Conclusion and research needs

Clinical effectiveness: The effectiveness of most interventions applied for fall prevention remains unclear. Empirical evidence suggests that two types of interventions (training, home modification) might be effective in reducing the fall risk for specific subpopulation of senior citizens. There is no evidence that any of the interventions investigated is able to reduce the risk of fall-related injuries. In the light of the large number of available studies the main reasons for the unsatisfactory conclusions are the marked clinical and methodological heterogeneity of the studies along with their often obscure internal validity. These factors prevent a conclusive synthesis of the data and an overarching interpretation. This report reveals that current recommendations regarding fall prevention in the elderly only partially reflect the available empirical evidence. In future, evidence-based recommendations need to put a stronger focus on the dependency of possible effects on characteristics of the target population and contextual factors.

From the problems pointed out in this report, requirements for future studies may be derived in order to improve the evidence base for the conception of care in Germany and countries with a similar health care system. These requirements include that study populations need to be recruited based on plausible hypotheses, interventions concerning everyday routines become more often object of evaluation (there are some promising but still preliminary results, e. g. concerning the withdrawal of psychotropic medications), clinically relevant endpoints (fall-related injuries) are preferred for evaluation, and study designs are used which both assure protection against bias and transferability of results into routine care.

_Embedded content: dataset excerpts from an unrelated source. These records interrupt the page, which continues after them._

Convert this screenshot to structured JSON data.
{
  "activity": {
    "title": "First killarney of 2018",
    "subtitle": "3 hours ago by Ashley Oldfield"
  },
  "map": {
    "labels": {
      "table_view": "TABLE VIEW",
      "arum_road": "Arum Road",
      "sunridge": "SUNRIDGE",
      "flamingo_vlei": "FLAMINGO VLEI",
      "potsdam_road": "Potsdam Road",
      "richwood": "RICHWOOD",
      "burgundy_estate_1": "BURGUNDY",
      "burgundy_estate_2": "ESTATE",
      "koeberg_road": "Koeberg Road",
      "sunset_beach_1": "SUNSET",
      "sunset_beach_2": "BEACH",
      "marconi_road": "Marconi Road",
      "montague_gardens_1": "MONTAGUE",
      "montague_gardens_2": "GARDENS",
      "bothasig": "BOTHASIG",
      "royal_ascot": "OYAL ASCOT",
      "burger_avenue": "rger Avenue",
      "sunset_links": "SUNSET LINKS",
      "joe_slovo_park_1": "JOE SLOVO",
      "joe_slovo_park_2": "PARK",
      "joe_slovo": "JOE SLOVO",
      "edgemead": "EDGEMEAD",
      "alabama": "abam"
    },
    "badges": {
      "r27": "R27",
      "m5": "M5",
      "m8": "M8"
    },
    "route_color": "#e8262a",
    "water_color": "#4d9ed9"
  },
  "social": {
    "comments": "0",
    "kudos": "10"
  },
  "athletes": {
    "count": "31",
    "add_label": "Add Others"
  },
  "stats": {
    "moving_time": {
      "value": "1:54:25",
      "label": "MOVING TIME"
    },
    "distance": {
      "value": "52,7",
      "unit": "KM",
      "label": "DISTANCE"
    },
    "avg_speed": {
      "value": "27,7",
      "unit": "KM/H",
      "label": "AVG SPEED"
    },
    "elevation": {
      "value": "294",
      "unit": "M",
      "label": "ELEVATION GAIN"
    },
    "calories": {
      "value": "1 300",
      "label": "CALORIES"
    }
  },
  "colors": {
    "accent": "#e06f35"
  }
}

Economic evaluations: Except for one economic evaluation performed in Germany alongside a clinical trial investigating the effectiveness of provision of hip protectors plus specific staff training, there is only little information gained from the available economic evaluations that is of informative value for the context of the German health care system. Precise analyses require input from German data sources either in form of more evaluations performed alongside trials or, if the empirical base for effectiveness assumption is sufficient, epidemiological and cost data from routine data sources.

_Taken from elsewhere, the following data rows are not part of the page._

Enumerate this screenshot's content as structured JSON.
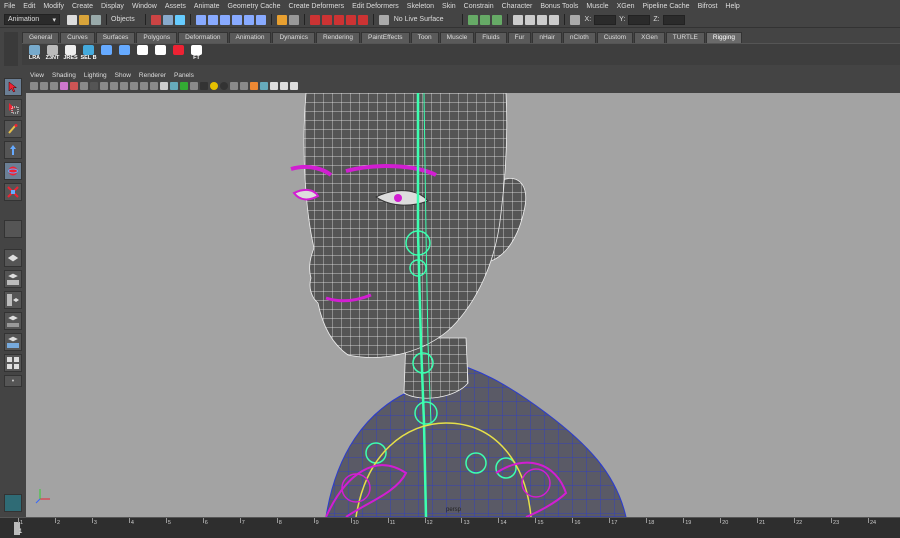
{
  "menu": [
    "File",
    "Edit",
    "Modify",
    "Create",
    "Display",
    "Window",
    "Assets",
    "Animate",
    "Geometry Cache",
    "Create Deformers",
    "Edit Deformers",
    "Skeleton",
    "Skin",
    "Constrain",
    "Character",
    "Bonus Tools",
    "Muscle",
    "XGen",
    "Pipeline Cache",
    "Bifrost",
    "Help"
  ],
  "status": {
    "mode": "Animation",
    "selection_label": "Objects",
    "live_surface": "No Live Surface",
    "x_label": "X:",
    "y_label": "Y:",
    "z_label": "Z:"
  },
  "shelf_tabs": [
    "General",
    "Curves",
    "Surfaces",
    "Polygons",
    "Deformation",
    "Animation",
    "Dynamics",
    "Rendering",
    "PaintEffects",
    "Toon",
    "Muscle",
    "Fluids",
    "Fur",
    "nHair",
    "nCloth",
    "Custom",
    "XGen",
    "TURTLE",
    "Rigging"
  ],
  "active_shelf_tab": "Rigging",
  "shelf_buttons": [
    {
      "label": "LRA",
      "icon": "lra-icon"
    },
    {
      "label": "Z3NT",
      "icon": "joint-orient-icon"
    },
    {
      "label": "JRES",
      "icon": "joint-reset-icon"
    },
    {
      "label": "SEL B",
      "icon": "select-bones-icon"
    },
    {
      "label": "",
      "icon": "joint-chain-icon"
    },
    {
      "label": "",
      "icon": "joint-tool-icon"
    },
    {
      "label": "",
      "icon": "ik-handle-icon"
    },
    {
      "label": "",
      "icon": "ik-spline-icon"
    },
    {
      "label": "",
      "icon": "bind-skin-icon"
    },
    {
      "label": "FT",
      "icon": "fk-toggle-icon"
    }
  ],
  "panel_menu": [
    "View",
    "Shading",
    "Lighting",
    "Show",
    "Renderer",
    "Panels"
  ],
  "viewport": {
    "camera_label": "persp"
  },
  "timeline": {
    "start": 1,
    "end": 24,
    "ticks": [
      "1",
      "2",
      "3",
      "4",
      "5",
      "6",
      "7",
      "8",
      "9",
      "10",
      "11",
      "12",
      "13",
      "14",
      "15",
      "16",
      "17",
      "18",
      "19",
      "20",
      "21",
      "22",
      "23",
      "24"
    ],
    "current_frame": "1"
  },
  "colors": {
    "viewport_bg": "#a3a3a3",
    "wireframe": "#ffffff",
    "joints": "#3dffb0",
    "controls_magenta": "#d21ed2",
    "selection_yellow": "#e6e04a",
    "mesh_blue": "#1f2fb5"
  }
}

Ethical and social aspects: The perceived need for fall prevention depends on preferences and experiences of the individual. These subjective preferences should be taken into consideration even if the individual is not able to articulate them explicitly because of cognitive deficits. While in practice application of physical restraint measures is often expected to reduce falls and fall-related injuries, this assumption is not supported by the available empirical evidence, meaning that restraint measures do rather not prevent falls. This finding points out the need for initiatives to reduce the application of restraint measures.

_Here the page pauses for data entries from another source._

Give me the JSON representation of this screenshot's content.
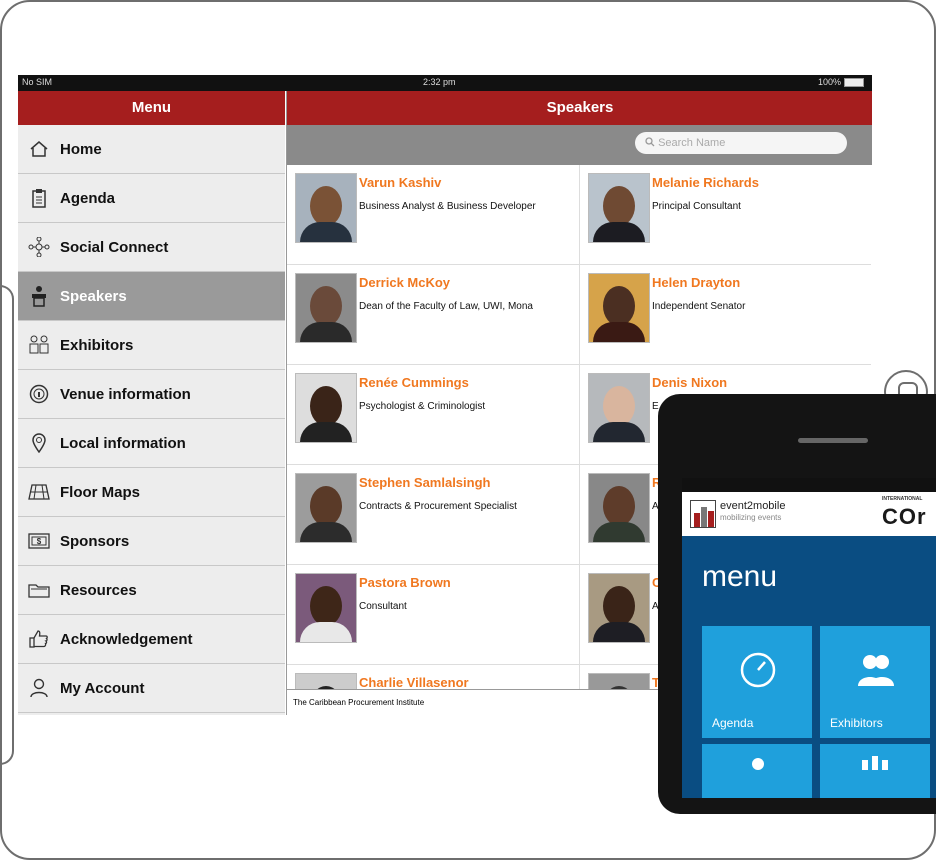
{
  "status_bar": {
    "carrier": "No SIM",
    "time": "2:32 pm",
    "battery": "100%"
  },
  "sidebar": {
    "title": "Menu",
    "items": [
      {
        "label": "Home",
        "icon": "home-icon"
      },
      {
        "label": "Agenda",
        "icon": "clipboard-icon"
      },
      {
        "label": "Social Connect",
        "icon": "network-icon"
      },
      {
        "label": "Speakers",
        "icon": "podium-icon",
        "active": true
      },
      {
        "label": "Exhibitors",
        "icon": "people-icon"
      },
      {
        "label": "Venue information",
        "icon": "info-icon"
      },
      {
        "label": "Local information",
        "icon": "map-pin-icon"
      },
      {
        "label": "Floor Maps",
        "icon": "floor-map-icon"
      },
      {
        "label": "Sponsors",
        "icon": "money-icon"
      },
      {
        "label": "Resources",
        "icon": "folder-icon"
      },
      {
        "label": "Acknowledgement",
        "icon": "thumbs-up-icon"
      },
      {
        "label": "My Account",
        "icon": "user-icon"
      }
    ]
  },
  "main": {
    "title": "Speakers",
    "search_placeholder": "Search Name",
    "speakers": [
      {
        "name": "Varun Kashiv",
        "title": "Business Analyst & Business Developer"
      },
      {
        "name": "Melanie Richards",
        "title": "Principal Consultant"
      },
      {
        "name": "Derrick McKoy",
        "title": "Dean of the Faculty of Law, UWI, Mona"
      },
      {
        "name": "Helen Drayton",
        "title": "Independent Senator"
      },
      {
        "name": "Renée Cummings",
        "title": "Psychologist & Criminologist"
      },
      {
        "name": "Denis Nixon",
        "title": "E"
      },
      {
        "name": "Stephen Samlalsingh",
        "title": "Contracts & Procurement Specialist"
      },
      {
        "name": "R",
        "title": "A"
      },
      {
        "name": "Pastora Brown",
        "title": "Consultant"
      },
      {
        "name": "C",
        "title": "A"
      },
      {
        "name": "Charlie Villasenor",
        "title": ""
      },
      {
        "name": "T",
        "title": ""
      }
    ],
    "footer": "The Caribbean Procurement Institute"
  },
  "phone": {
    "brand": "event2mobile",
    "tagline": "mobilizing events",
    "conference_tag": "INTERNATIONAL",
    "conference_word": "COr",
    "menu_title": "menu",
    "tiles": [
      {
        "label": "Agenda",
        "icon": "clock-icon"
      },
      {
        "label": "Exhibitors",
        "icon": "people-icon"
      }
    ]
  },
  "colors": {
    "header_red": "#a51e1e",
    "name_orange": "#f07820",
    "tile_blue": "#1fa0dc"
  }
}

Legal aspects: The assessment of fall risk and fall prevention from a legal point of view is characterized by a number of uncertainties. These result from the difficult differentiation of fall risk from general life risk and the vague empirical information on the effectiveness of preventive interventions. The report presented here may in future guide the assessment of appropriateness of care undertaken for fall prevention. Taking the lack of robust and consistent effectiveness data into account, it has to be expected that uncertainties regarding any standardisation of fall prevention will remain.